Caroline Moorehead

Papa on the warpath

In 1961, when he was 62, Ernest Hemingway shot himself. Almost half a century later, this bombastic, vainglorious, paranoid man, whose writing captured the minds not only of his own generation but of all subsequent ones, still exercises a powerful attraction for biographers. Though no one has yet written a better account of Hemingway’s unhappy and driven life than Carlos Baker, whose 700-page volume appeared in the late 1960s, scholars, historians, journalists and biographers continue to tease out little known aspects of it, chipping at fragments of the past, rearranging them into new patterns and mosaics.

In The Breaking Point, Stephen Koch has turned to the Spanish civil war, following Hemingway, Dos Passos and dozens of other Americans and Europeans drawn to the loyalist side and moving around Spain as Franco gradually tightened his hold on the country.

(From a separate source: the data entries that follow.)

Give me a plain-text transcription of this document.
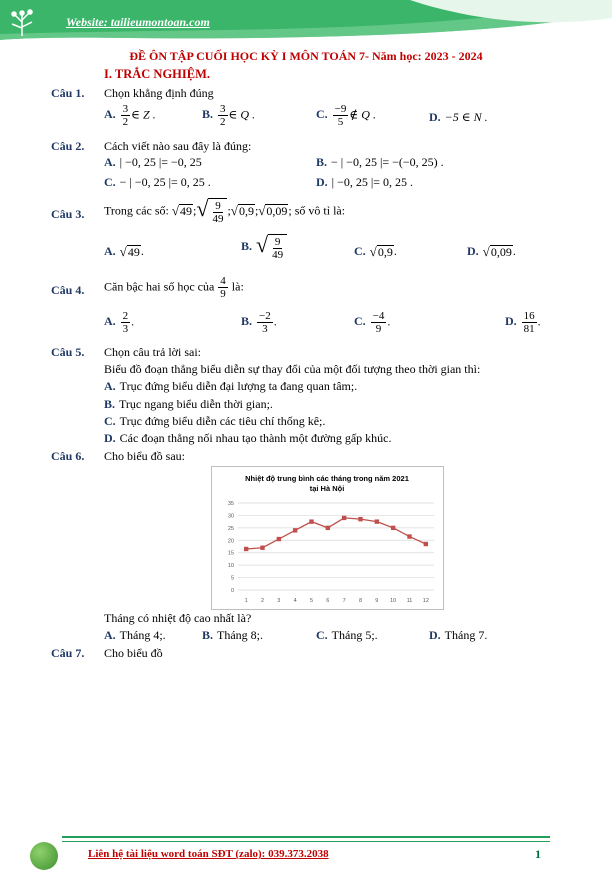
Website: tailieumontoan.com
ĐỀ ÔN TẬP CUỐI HỌC KỲ I MÔN TOÁN 7- Năm học: 2023 - 2024
I. TRẮC NGHIỆM.
Câu 1. Chọn khẳng định đúng
A. $\frac{3}{2}$ ∈ Z .	B. $\frac{3}{2}$ ∈ Q .	C. $\frac{-9}{5}$ ∉ Q .	D. −5 ∈ N .
Câu 2. Cách viết nào sau đây là đúng:
A. | −0, 25 |= −0, 25	B. − | −0, 25 |= −(−0, 25) .
C. − | −0, 25 |= 0, 25 .	D. | −0, 25 |= 0, 25 .
Câu 3. Trong các số: √ 49 ; √ $\frac{9}{49}$ ; √ 0,9 ; √ 0,09 ; số vô tỉ là:
A. √ 49 .	B. √ $\frac{9}{49}$	C. √ 0,9 .	D. √ 0,09 .
Câu 4. Căn bậc hai số học của $\frac{4}{9}$ là:
A. $\frac{2}{3}$ .	B. $\frac{-2}{3}$ .	C. $\frac{-4}{9}$ .	D. $\frac{16}{81}$ .
Câu 5. Chọn câu trả lời sai:
Biểu đồ đoạn thẳng biểu diễn sự thay đổi của một đối tượng theo thời gian thì:
A. Trục đứng biểu diễn đại lượng ta đang quan tâm;.
B. Trục ngang biểu diễn thời gian;.
C. Trục đứng biểu diễn các tiêu chí thống kê;.
D. Các đoạn thẳng nối nhau tạo thành một đường gấp khúc.
Câu 6. Cho biểu đồ sau:
Nhiệt độ trung bình các tháng trong năm 2021
tại Hà Nội
0
5
10
15
20
25
30
35
1 2 3 4 5 6 7 8 9 10 11 12
Tháng có nhiệt độ cao nhất là?
A. Tháng 4;.	B. Tháng 8;.	C. Tháng 5;.	D. Tháng 7.
Câu 7. Cho biểu đồ
Liên hệ tài liệu word toán SĐT (zalo): 039.373.2038	1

Hemingway and Dos Passos had first met in Italy in 1918, when they were both evacuating casualties from a field hospital at the front. They met again in Paris in 1922, when Paris was the place young Americans went to read James Joyce and Ezra Pound and to watch the Ballets Russes. By now Dos Passos had become famous with a novel called Three Soldiers, while Hemingway was still struggling to find his writing voice. When Hemingway’s wife Hadley had her son, Bumby, Dos Passos went round to give the baby his bath. Dos Passos was three years older than Hemingway: they were excited by each other’s prose and they were friends. Another friend — particularly of Dos Passos’s — was José Robles, a Spaniard who had become a professor at Johns Hopkins.

After the civil war broke out, Robles stayed in Spain to work on the Republican side. Sometime towards the end of March 1937 he was arrested by ‘extra-legal’ police and executed, having first been tortured.